I just don't understand it.. My generation have all been workers, so we didn't have the time to do as much cooking as my mother, so we haven't made so much home-made soup, etc., and we have been inclined to do more indulgent cookery, such as creamy sauces, etc. We probably eat more dairy foods, particularly cheese. My mum would buy 1lb cheap mild cheddar or cheaper processed cheese for a family of 6 for a week. We'd buy three times that amount of extra mature cheddar and a variety of other more expensive specialist cheeses, goat's cheese, cottage cheese, etc.. and we all eat yoghurt. (Mind you, I didn't eat that much cheese, apart from cottage cheese, before I went on the Atkins diet.) I never saw cheese or yoghurt in either of my grandmother's homes. We probably all cook creamy sauces from time to time. My mother wouldn't dream of cooking with cream. She thinks it's empty calories. My parents also have better access to fresh fish, so they eat more fish.
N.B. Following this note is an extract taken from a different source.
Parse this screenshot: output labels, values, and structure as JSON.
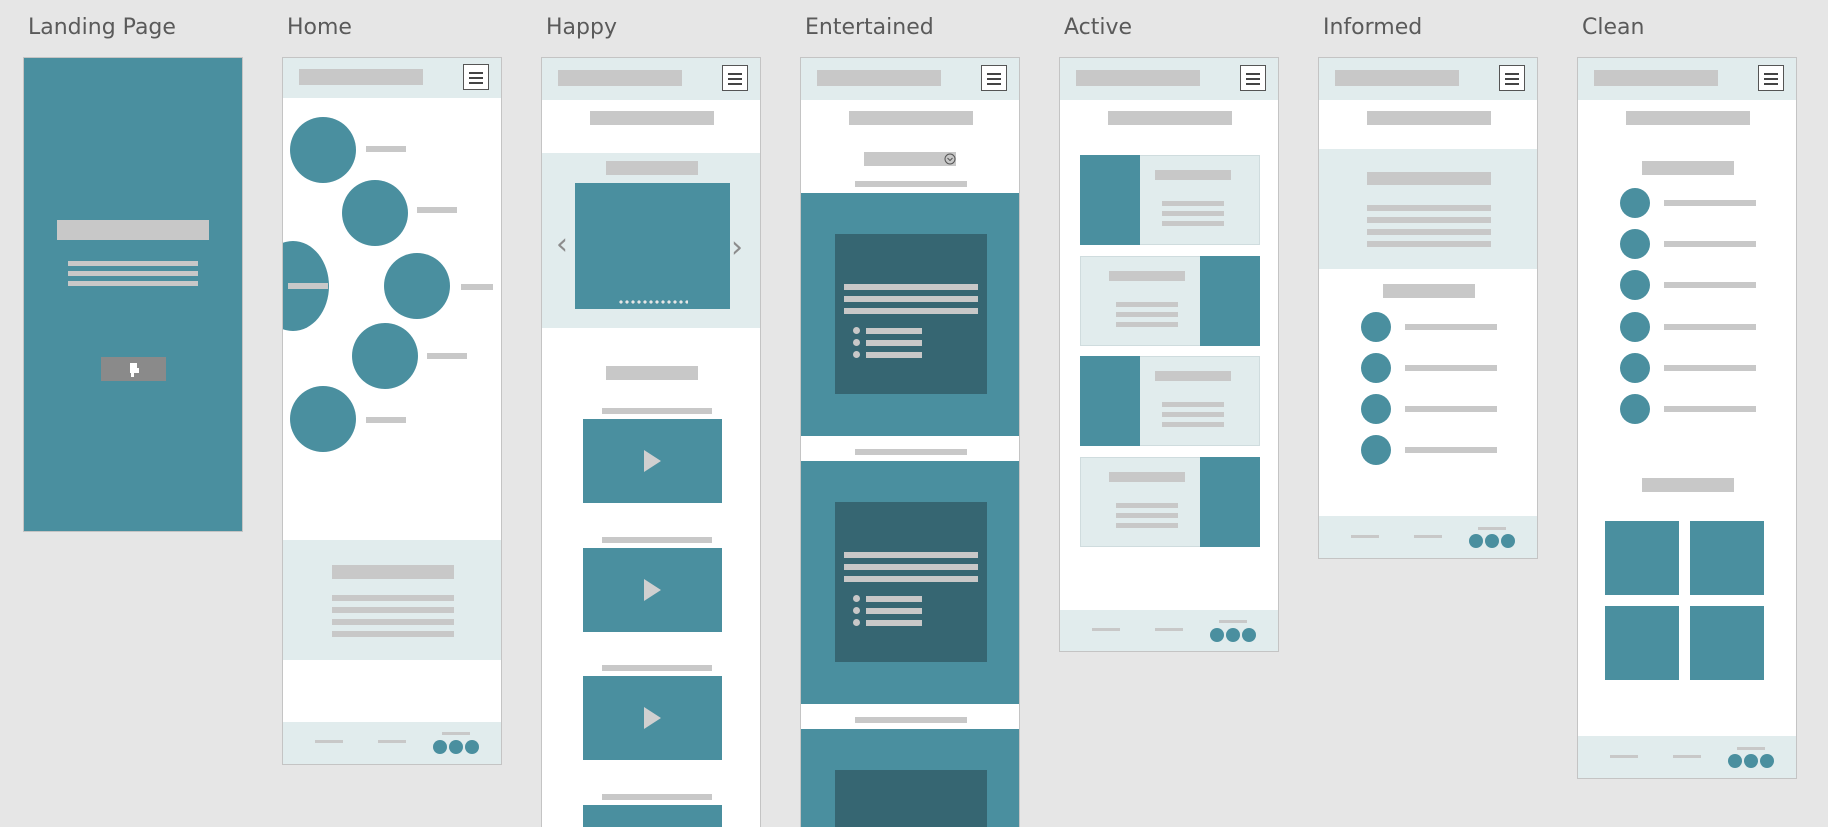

Mum and Dad eat white fish twice a week, and Mum lives on salmon, liver pate, chicken, healthy soup, vegetables and refined carbs the rest of the week. Dad eats lean red meat, potatoes and carbs rather than Mum's choice of salmon, chicken and liver. The rest of us don't have such easy access to fresh fish, and I think we probably eat dairy instead of the fish, and perhaps more pasta main meals, so you are correct about that, although Dad's daily heaped bowls of ice-cream surely contain some dairy and the two of them have a fair amount of refined carbs in their daily diet.
On reflection, maybe the biggest difference is that we have been eating more dairy to compensate for less fish, and that has led to us eating a more calorific diet. When I started the Atkins diet, I introduced far more fish into my diet by using Dr. Atkins' lists. I'd actually have said that we eat more fat, so that must be the problem.. but I lose weight on Atkins, eating far more fat and oils than before. I think the culprit might be higher calories caused by more dairy fats, combined with the carbs. So in a way, the nutritionists who blame the fats or calories are not far wrong. There is no doubt in my mind, however, that in my case, cutting out the carbs helps me to lose weight, whereas trying to cut out fats makes me ill. In my own case, however, I was always slim until I became extremely ill with an illness which affected my blood-sugar regulation, plus a disability which left me bedridden and unable to exercise.. I also ate too much chocolate at times, due to gifts from visitors to my sick bed. :/ But I still think that there is something in that home-made soup.. I have ordered kale from a local organic place, and I am boosting the greens in my diet, to check it out.
Do you think I am missing something, or is what you said still relevant to that scenario, M?